PureSchmaltz

Rendered Fat Content

Patriarching

Patriarching
Umberto Boccioni: Synthèse du dynamisme humain [Synthesis of Human Dynamism] (1913)
"Agelessly aging."

No formal course of study prepared me to fulfill this role, though a lifetime of distracted observation seems to have at least prepared me to recognize myself cast to perform in it, however otherwise unprepared I might feel. The prior generation gone, I remain the last male standing. Father and father-in-law passed, I'm now the one who drives to Portland in an old person's car to see his offspring and his children. I'm the one staying in that hotel. I'm the one charged with imperfectly remembering when. It's my head shaking when noticing that another something's gone to Hell. I'm the one bemoaning the incessant gentrifying that chased away the innocent city that once used to be but stands no longer. I insist that an actual shark, teeth gleaming, was driving that shark car to utterly disbelieving but secretly appreciating grandchildren. I'm the guy who's funny but seems sort of unreliable. I speak of far away places nobody else can really relate to. I've earned a certain respect, I suppose, if only by dint of my longevity. I speak with an expected hollow authority. I drive like a hayseed.

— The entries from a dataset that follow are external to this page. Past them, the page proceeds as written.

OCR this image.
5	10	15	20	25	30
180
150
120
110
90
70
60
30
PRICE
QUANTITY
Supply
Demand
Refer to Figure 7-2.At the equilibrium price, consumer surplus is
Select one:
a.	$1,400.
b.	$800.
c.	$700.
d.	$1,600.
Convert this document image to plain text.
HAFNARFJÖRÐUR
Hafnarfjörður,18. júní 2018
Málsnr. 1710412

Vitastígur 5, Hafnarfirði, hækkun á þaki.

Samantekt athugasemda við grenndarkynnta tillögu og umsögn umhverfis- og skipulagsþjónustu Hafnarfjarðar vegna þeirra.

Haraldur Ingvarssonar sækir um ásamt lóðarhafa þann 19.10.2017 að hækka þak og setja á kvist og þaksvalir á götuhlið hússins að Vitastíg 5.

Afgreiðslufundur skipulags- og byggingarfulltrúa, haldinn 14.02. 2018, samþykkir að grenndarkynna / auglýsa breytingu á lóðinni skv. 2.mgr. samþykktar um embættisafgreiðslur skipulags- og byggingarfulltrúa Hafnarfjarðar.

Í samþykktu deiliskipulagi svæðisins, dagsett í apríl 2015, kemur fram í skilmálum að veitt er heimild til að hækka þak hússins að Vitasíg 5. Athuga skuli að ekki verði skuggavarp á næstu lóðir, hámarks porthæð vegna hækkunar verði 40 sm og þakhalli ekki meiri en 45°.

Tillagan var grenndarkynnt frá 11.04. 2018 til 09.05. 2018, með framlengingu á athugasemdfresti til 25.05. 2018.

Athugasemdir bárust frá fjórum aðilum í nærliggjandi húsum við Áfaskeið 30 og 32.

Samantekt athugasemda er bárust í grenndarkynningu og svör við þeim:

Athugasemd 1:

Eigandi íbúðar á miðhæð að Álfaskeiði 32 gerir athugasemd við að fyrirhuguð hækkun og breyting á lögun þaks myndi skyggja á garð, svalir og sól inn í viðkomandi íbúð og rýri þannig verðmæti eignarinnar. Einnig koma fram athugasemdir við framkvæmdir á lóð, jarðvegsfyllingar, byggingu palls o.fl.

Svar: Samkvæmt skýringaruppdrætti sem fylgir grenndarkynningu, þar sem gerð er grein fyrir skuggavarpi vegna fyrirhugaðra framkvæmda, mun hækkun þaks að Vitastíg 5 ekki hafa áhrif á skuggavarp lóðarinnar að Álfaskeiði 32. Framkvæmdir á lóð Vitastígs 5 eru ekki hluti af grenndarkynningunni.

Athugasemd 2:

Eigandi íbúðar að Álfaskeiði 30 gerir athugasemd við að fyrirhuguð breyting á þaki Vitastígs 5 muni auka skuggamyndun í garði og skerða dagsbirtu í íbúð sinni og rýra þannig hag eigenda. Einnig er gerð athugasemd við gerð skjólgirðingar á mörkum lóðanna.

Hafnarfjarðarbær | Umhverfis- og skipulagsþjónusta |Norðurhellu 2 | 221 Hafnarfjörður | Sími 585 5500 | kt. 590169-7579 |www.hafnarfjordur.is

But Patriarching's no insignificant thing.
It bookends one end of a continuing story, connecting today to all of known history, filling in the hollow spaces with obviously spurious details. No longer a slave to fashion or anything, really, I noticed as we were arriving that I'd grabbed the wrong shirt that morning, the one splattered with oxblood-colored stain from a past woodworking project such that I looked as though I'd recently survived an encounter with a malevolent mongoose. My pants, The Muse noticed, were the ones that somehow survived my bout with some surprisingly caustic deck wash and looked inexpertly tie-died, though they had not been. I appeared disheveled but I was just suffering the effects of a few weeks of concerted SettlingInto, hardly a terminal diagnosis. I felt younger than I'd felt in years, though I was there to fulfill the role solely reserved for the eldest. I attempted gravitas and produced a pratfall instead. So much the better for the rest of us, I suspect they said to themselves.

I understand that I'm now charged with acting as though I possess or at least have some limited access to fonts of wisdom, but I clearly remain just as clueless as I ever was. I'm nodding off by eight in the evening and agree to sit up a little later, nursing a beer, though I'm clearly only partly there by then. I find the grandkids still that delightful mixture of deeply endearing and utterly annoying, since I'm clearly not supposed to be in on the inside joke motivating them forward. They embody irreverence so damned endearingly that I can't but forgive them their innocent trespasses, and even their clearly more malevolent ones. They are my heritage, the ones who will remember or forget the stories. I have little in the way of wisdom to impart, though I recall that my patriarchs never spouted much of anything profound yet still somehow managed to pass on an understanding of what I would one day find myself becoming and expected to spread around. I suppose that they in turn were equally unprepared, by which I mean: perfectly positioned.

Significance is never transmitted through explicit messages. It infects without employing the obvious. It's apparently a sleight-of-body trick, one in which no one ever suspects its presence. Often employing The Quirk, it does its work invisibly but effectively influences long after leaving. A set of jaw or a particular gait. A manner of speaking impossible to relate to. A furtive look in a clouding eye. All these and more successfully conspire to say what could never otherwise be shared. It's enough, I suspect, that the patriarch is there, present, and soon to be absent again. He's a drop-in visitor of great significance who seems just as familiar as the same old song and dance. He's wearing funny pants. He looks as though he's recently survived an encounter with a malevolent mongoose. He's just there doing his work the best he can, feeling about eight while closing in on eighty. Agelessly aging.